Bazı insanlar ise görgüsüzlüğün kitabını yazıyor. O kadar çok abartıya ve gösterişe kaçıyor ki. Karmaşa ve uyumsuzluktan İnsanın gözü kanıyor. Böylelerine büyüklerin tabiriyle ‘’sonradan görme’’ deniyor. Yaşadığı geçmişini böyle kapatıyor.
İhtişamlı sofraların resimleri videoları paylaşılıyor sosyal medyalarda. Artık fakiri kimse düşünmüyor. Nefisi çeker olayına girilmiyor. O kadar savurganlığa yazık. Dünya onların olsa ne yazar midesinin aldığı kadar yiyebilir. Hatta sağlık açısından, diyetten yiyemez bile. Karnını değil gözünü doyuruyorlar. Ne garip zengin hastalıktan, ya da formunu korumak için yiyemez fakir bulamadığı için.
‘’Onun varda benim neden yok’’. ‘’A o kim ki nasıl almış, nasıl yapmışta ben alamıyorum ben yapamıyorum’’ diyerek insanlar kendi hayatlarını kendilerine çekilmez hale getirdiklerini anladıklarında belki insanlık birazcık ta olsa değişir düzelir diye umut ediyorum.
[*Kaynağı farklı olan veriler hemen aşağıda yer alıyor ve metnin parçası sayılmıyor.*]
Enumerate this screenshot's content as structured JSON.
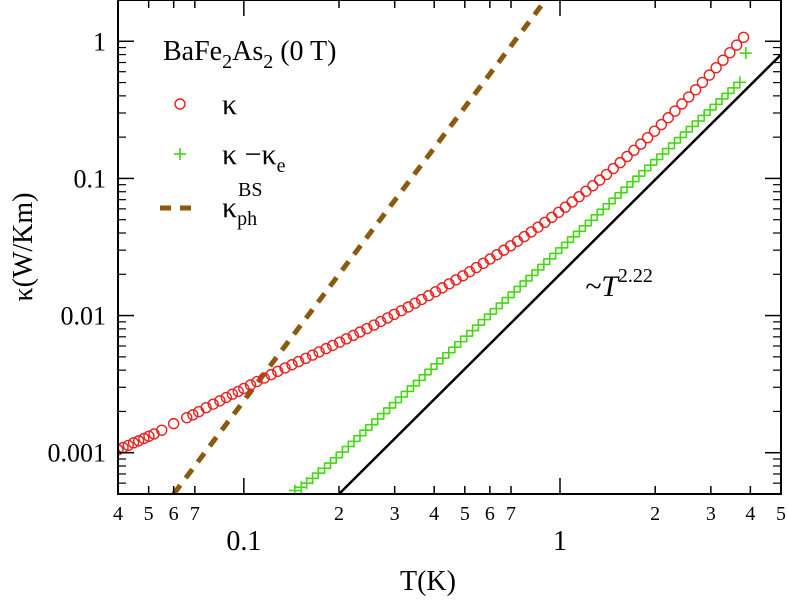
{
  "chart_data": {
    "type": "scatter",
    "title": "",
    "annotation": {
      "prefix": "~T",
      "exponent": "2.22"
    },
    "compound": {
      "part1": "BaFe",
      "sub1": "2",
      "part2": "As",
      "sub2": "2",
      "suffix": " (0 T)"
    },
    "xlabel": "T(K)",
    "ylabel": "κ(W/Km)",
    "xscale": "log",
    "yscale": "log",
    "xlim": [
      0.04,
      5
    ],
    "ylim": [
      0.0005,
      2
    ],
    "x_major_ticks": [
      {
        "value": 0.1,
        "label": "0.1"
      },
      {
        "value": 1,
        "label": "1"
      }
    ],
    "x_minor_ticks": [
      {
        "value": 0.04,
        "label": "4"
      },
      {
        "value": 0.05,
        "label": "5"
      },
      {
        "value": 0.06,
        "label": "6"
      },
      {
        "value": 0.07,
        "label": "7"
      },
      {
        "value": 0.2,
        "label": "2"
      },
      {
        "value": 0.3,
        "label": "3"
      },
      {
        "value": 0.4,
        "label": "4"
      },
      {
        "value": 0.5,
        "label": "5"
      },
      {
        "value": 0.6,
        "label": "6"
      },
      {
        "value": 0.7,
        "label": "7"
      },
      {
        "value": 2,
        "label": "2"
      },
      {
        "value": 3,
        "label": "3"
      },
      {
        "value": 4,
        "label": "4"
      },
      {
        "value": 5,
        "label": "5"
      }
    ],
    "y_major_ticks": [
      {
        "value": 0.001,
        "label": "0.001"
      },
      {
        "value": 0.01,
        "label": "0.01"
      },
      {
        "value": 0.1,
        "label": "0.1"
      },
      {
        "value": 1,
        "label": "1"
      }
    ],
    "legend_position": "top-left",
    "legend": [
      {
        "label": "κ",
        "sub": "",
        "sup": "",
        "marker": "circle",
        "color": "#e8211f"
      },
      {
        "label": "κ −κ",
        "sub": "e",
        "sup": "",
        "marker": "plus",
        "color": "#44d610"
      },
      {
        "label": "κ",
        "sub": "ph",
        "sup": "BS",
        "marker": "dashed-line",
        "color": "#8b5a0f"
      }
    ],
    "series": [
      {
        "name": "κ",
        "marker": "circle",
        "color": "#e8211f",
        "x": [
          0.04,
          0.0415,
          0.0431,
          0.0448,
          0.0465,
          0.0483,
          0.0501,
          0.052,
          0.055,
          0.06,
          0.066,
          0.069,
          0.072,
          0.076,
          0.08,
          0.084,
          0.088,
          0.092,
          0.096,
          0.1,
          0.105,
          0.11,
          0.116,
          0.122,
          0.128,
          0.135,
          0.142,
          0.149,
          0.157,
          0.165,
          0.173,
          0.182,
          0.191,
          0.201,
          0.211,
          0.222,
          0.233,
          0.245,
          0.258,
          0.271,
          0.285,
          0.299,
          0.315,
          0.331,
          0.348,
          0.365,
          0.384,
          0.404,
          0.424,
          0.446,
          0.469,
          0.493,
          0.518,
          0.544,
          0.572,
          0.601,
          0.632,
          0.664,
          0.698,
          0.734,
          0.771,
          0.811,
          0.852,
          0.896,
          0.942,
          0.99,
          1.04,
          1.093,
          1.149,
          1.208,
          1.27,
          1.335,
          1.403,
          1.475,
          1.55,
          1.63,
          1.713,
          1.801,
          1.893,
          1.99,
          2.092,
          2.199,
          2.311,
          2.43,
          2.554,
          2.685,
          2.822,
          2.967,
          3.118,
          3.278,
          3.446,
          3.622,
          3.807
        ],
        "y": [
          0.00105,
          0.00109,
          0.00113,
          0.00118,
          0.00122,
          0.00127,
          0.00132,
          0.00137,
          0.00146,
          0.00163,
          0.0018,
          0.00189,
          0.00199,
          0.00213,
          0.00226,
          0.00239,
          0.00253,
          0.00267,
          0.0028,
          0.00294,
          0.00312,
          0.0033,
          0.0035,
          0.00371,
          0.00392,
          0.00415,
          0.00438,
          0.00462,
          0.00488,
          0.00515,
          0.00543,
          0.00574,
          0.00606,
          0.0064,
          0.00677,
          0.00717,
          0.00759,
          0.00804,
          0.00853,
          0.00905,
          0.00961,
          0.01021,
          0.01086,
          0.01155,
          0.01231,
          0.01311,
          0.01398,
          0.01491,
          0.01592,
          0.01703,
          0.01822,
          0.01948,
          0.02088,
          0.0224,
          0.02403,
          0.02585,
          0.0278,
          0.02994,
          0.03227,
          0.03483,
          0.03765,
          0.04074,
          0.04413,
          0.04788,
          0.05207,
          0.05661,
          0.0617,
          0.06735,
          0.07361,
          0.0806,
          0.08847,
          0.0972,
          0.1069,
          0.1181,
          0.1304,
          0.1447,
          0.1602,
          0.1779,
          0.1981,
          0.221,
          0.247,
          0.277,
          0.31,
          0.349,
          0.393,
          0.443,
          0.501,
          0.567,
          0.642,
          0.728,
          0.826,
          0.939,
          1.069
        ]
      },
      {
        "name": "κ −κe",
        "marker": "plus",
        "color": "#44d610",
        "x": [
          0.145,
          0.152,
          0.158,
          0.165,
          0.172,
          0.18,
          0.188,
          0.196,
          0.205,
          0.214,
          0.223,
          0.233,
          0.243,
          0.254,
          0.265,
          0.277,
          0.289,
          0.302,
          0.315,
          0.329,
          0.344,
          0.359,
          0.374,
          0.391,
          0.408,
          0.426,
          0.445,
          0.465,
          0.485,
          0.507,
          0.529,
          0.552,
          0.577,
          0.602,
          0.629,
          0.657,
          0.686,
          0.716,
          0.748,
          0.781,
          0.815,
          0.851,
          0.889,
          0.928,
          0.969,
          1.012,
          1.057,
          1.103,
          1.152,
          1.203,
          1.256,
          1.312,
          1.37,
          1.43,
          1.494,
          1.56,
          1.629,
          1.7,
          1.776,
          1.854,
          1.936,
          2.022,
          2.111,
          2.205,
          2.302,
          2.404,
          2.51,
          2.621,
          2.737,
          2.858,
          2.984,
          3.116,
          3.254,
          3.398,
          3.548,
          3.705,
          3.869
        ],
        "y": [
          0.00053,
          0.00056,
          0.0006,
          0.00065,
          0.00071,
          0.00077,
          0.00084,
          0.00092,
          0.00101,
          0.00111,
          0.00121,
          0.00133,
          0.00146,
          0.0016,
          0.00176,
          0.00193,
          0.00212,
          0.00232,
          0.00255,
          0.0028,
          0.00307,
          0.00337,
          0.0037,
          0.00406,
          0.00445,
          0.00489,
          0.00536,
          0.00588,
          0.00645,
          0.00708,
          0.00777,
          0.00852,
          0.00935,
          0.01025,
          0.01125,
          0.01234,
          0.01354,
          0.01486,
          0.0163,
          0.01788,
          0.01961,
          0.02152,
          0.02361,
          0.0259,
          0.02841,
          0.03117,
          0.0342,
          0.03752,
          0.04116,
          0.04515,
          0.04953,
          0.05434,
          0.05962,
          0.0654,
          0.07175,
          0.07871,
          0.08636,
          0.09474,
          0.1039,
          0.114,
          0.1251,
          0.1372,
          0.1506,
          0.1652,
          0.1812,
          0.1988,
          0.2181,
          0.2393,
          0.2625,
          0.288,
          0.3159,
          0.3466,
          0.3802,
          0.4171,
          0.4576,
          0.502,
          0.82
        ]
      },
      {
        "name": "κphBS",
        "marker": "dashed-line",
        "color": "#8b5a0f",
        "x": [
          0.06,
          0.9
        ],
        "y": [
          0.0005,
          2.0
        ]
      },
      {
        "name": "~T^2.22",
        "marker": "solid-line",
        "color": "#000000",
        "x": [
          0.2,
          5.0
        ],
        "y": [
          0.0005,
          0.8
        ]
      }
    ]
  }
}
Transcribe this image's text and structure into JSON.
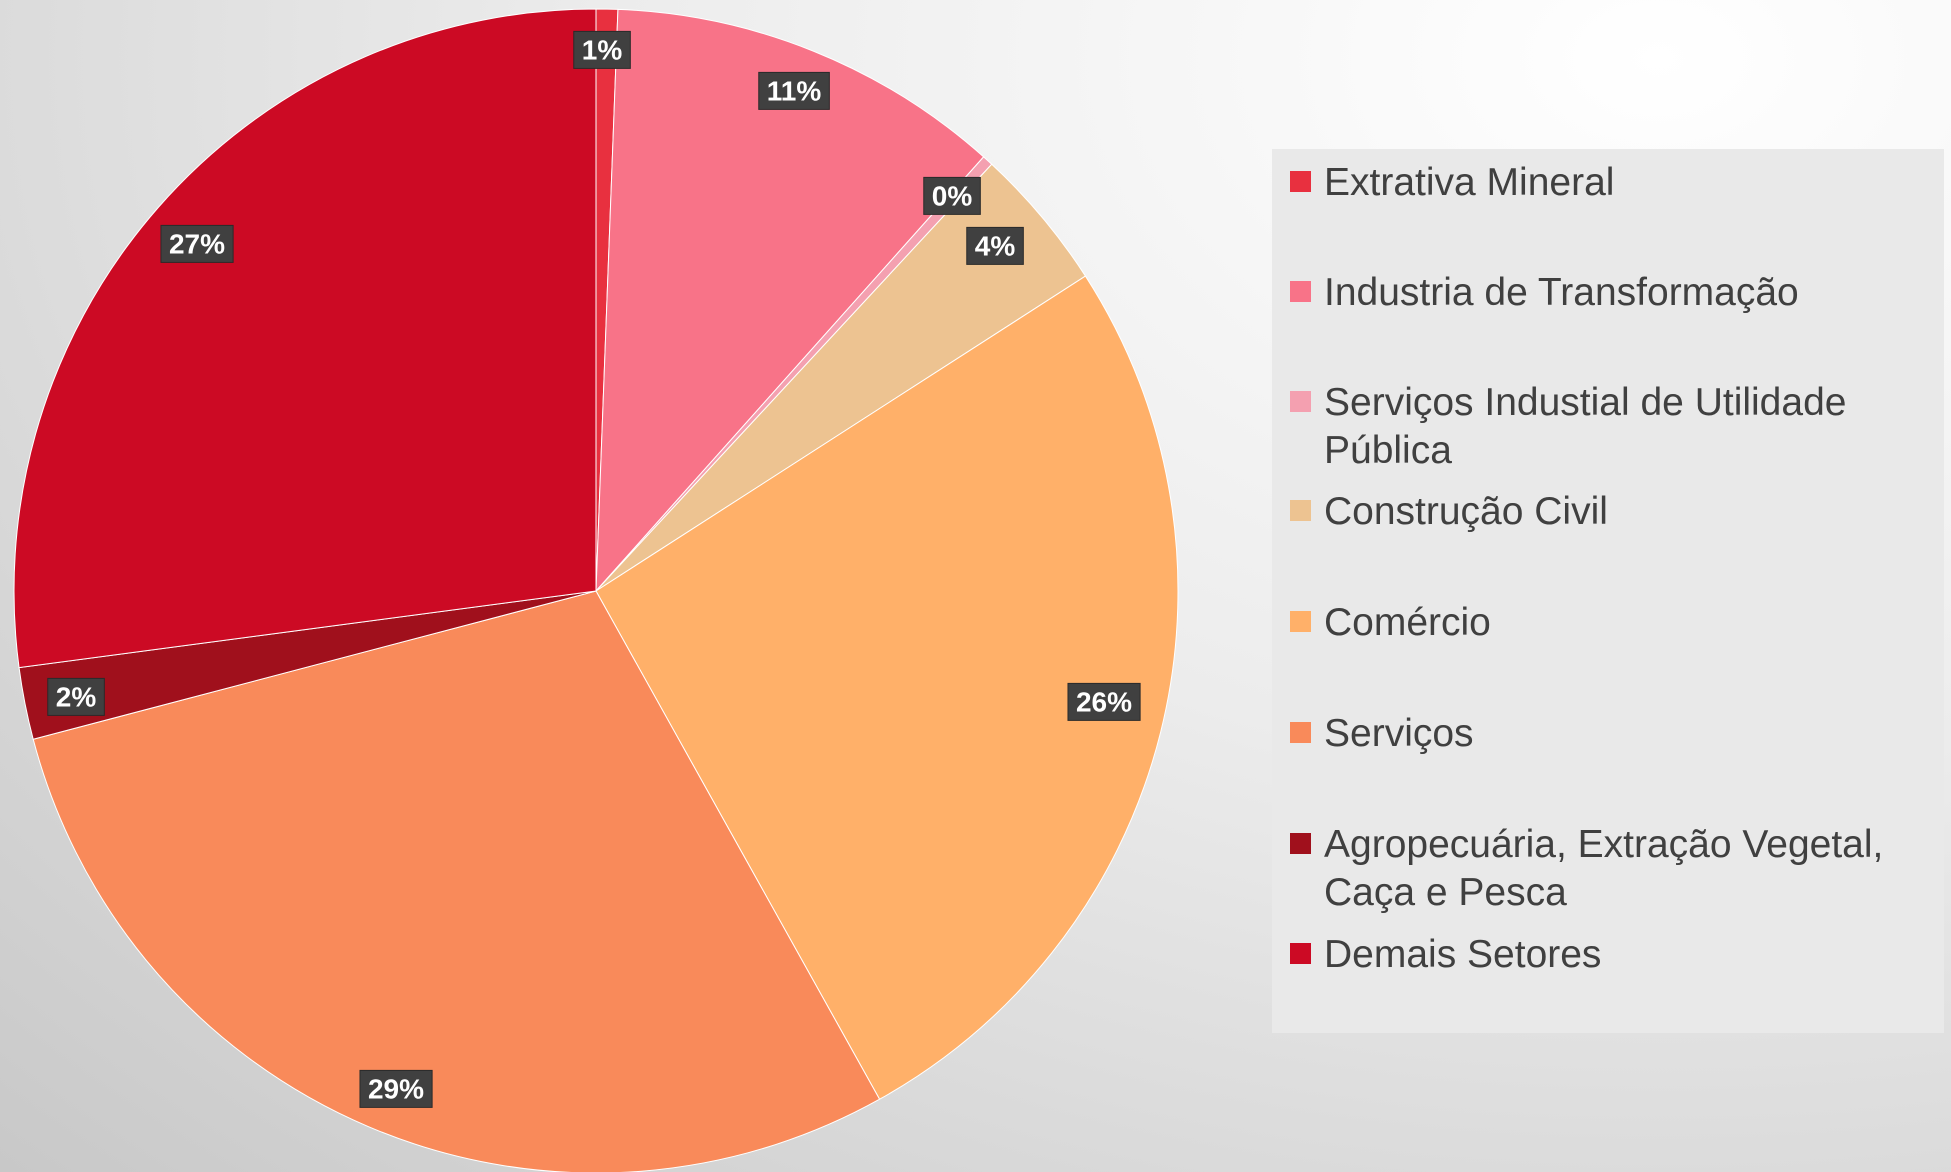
{
  "chart_data": {
    "type": "pie",
    "categories": [
      "Extrativa Mineral",
      "Industria de Transformação",
      "Serviços Industial de Utilidade Pública",
      "Construção Civil",
      "Comércio",
      "Serviços",
      "Agropecuária, Extração Vegetal, Caça e Pesca",
      "Demais Setores"
    ],
    "values": [
      0.6,
      11,
      0.3,
      4,
      26,
      29,
      2,
      27.1
    ],
    "value_labels": [
      "1%",
      "11%",
      "0%",
      "4%",
      "26%",
      "29%",
      "2%",
      "27%"
    ],
    "colors": [
      "#e8303f",
      "#f87388",
      "#f4a0b0",
      "#edc391",
      "#ffb069",
      "#f98a5a",
      "#a0101c",
      "#cc0a24"
    ],
    "legend": "right"
  }
}
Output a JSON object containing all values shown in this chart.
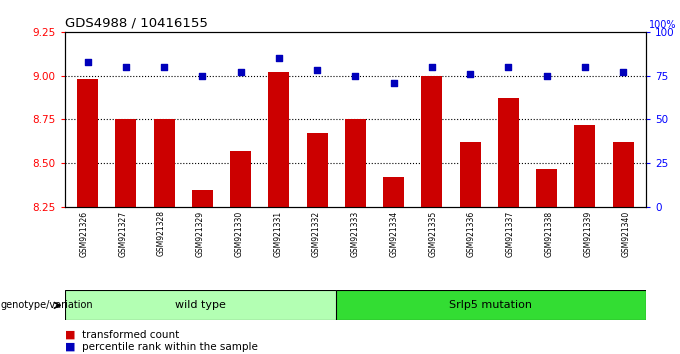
{
  "title": "GDS4988 / 10416155",
  "samples": [
    "GSM921326",
    "GSM921327",
    "GSM921328",
    "GSM921329",
    "GSM921330",
    "GSM921331",
    "GSM921332",
    "GSM921333",
    "GSM921334",
    "GSM921335",
    "GSM921336",
    "GSM921337",
    "GSM921338",
    "GSM921339",
    "GSM921340"
  ],
  "transformed_counts": [
    8.98,
    8.75,
    8.75,
    8.35,
    8.57,
    9.02,
    8.67,
    8.75,
    8.42,
    9.0,
    8.62,
    8.87,
    8.47,
    8.72,
    8.62
  ],
  "percentile_ranks": [
    83,
    80,
    80,
    75,
    77,
    85,
    78,
    75,
    71,
    80,
    76,
    80,
    75,
    80,
    77
  ],
  "ylim_left": [
    8.25,
    9.25
  ],
  "ylim_right": [
    0,
    100
  ],
  "yticks_left": [
    8.25,
    8.5,
    8.75,
    9.0,
    9.25
  ],
  "yticks_right": [
    0,
    25,
    50,
    75,
    100
  ],
  "bar_color": "#cc0000",
  "dot_color": "#0000bb",
  "grid_lines": [
    8.5,
    8.75,
    9.0
  ],
  "wild_type_count": 7,
  "mutation_count": 8,
  "wild_type_label": "wild type",
  "mutation_label": "Srlp5 mutation",
  "genotype_label": "genotype/variation",
  "legend_bar_label": "transformed count",
  "legend_dot_label": "percentile rank within the sample",
  "wild_type_color": "#b3ffb3",
  "mutation_color": "#33dd33",
  "xtick_bg_color": "#c8c8c8"
}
Her yıl sıkıldım diyerek modası değişti diyerek ev eşyası değiştirenler mi dersiniz. Giymeye fırsatı olmadığı modası geçti diye etiketi üzerinde kıyafetleri değiştirenler mi dersiniz. Paranın nereden geldiği belli değil ama gösteriş yapmanın aç gözlülüğün sınırı yok. Say say bitmez sonu da gelmez.
Keşke bu insanlar kendi pencerelerinden değil de diğer insanların baktığı pencereden baksalar. O zaman kendileri hakkındaki düşüncelerini görmek istemezler. Belki kendilerine çeki düzen verirler.
Sonuçta insanların karnını değil gözünü doyuramadığımız için dünya yok oluyor. Yardımlaşma, hoşgörü, dürüstlük, güzel ahlak sadece sözde kalıyor. İyi olan her şey söylemlerde geçiyor. Kötü olan ne varsa uygulamada birinci sırada yerini alıyor.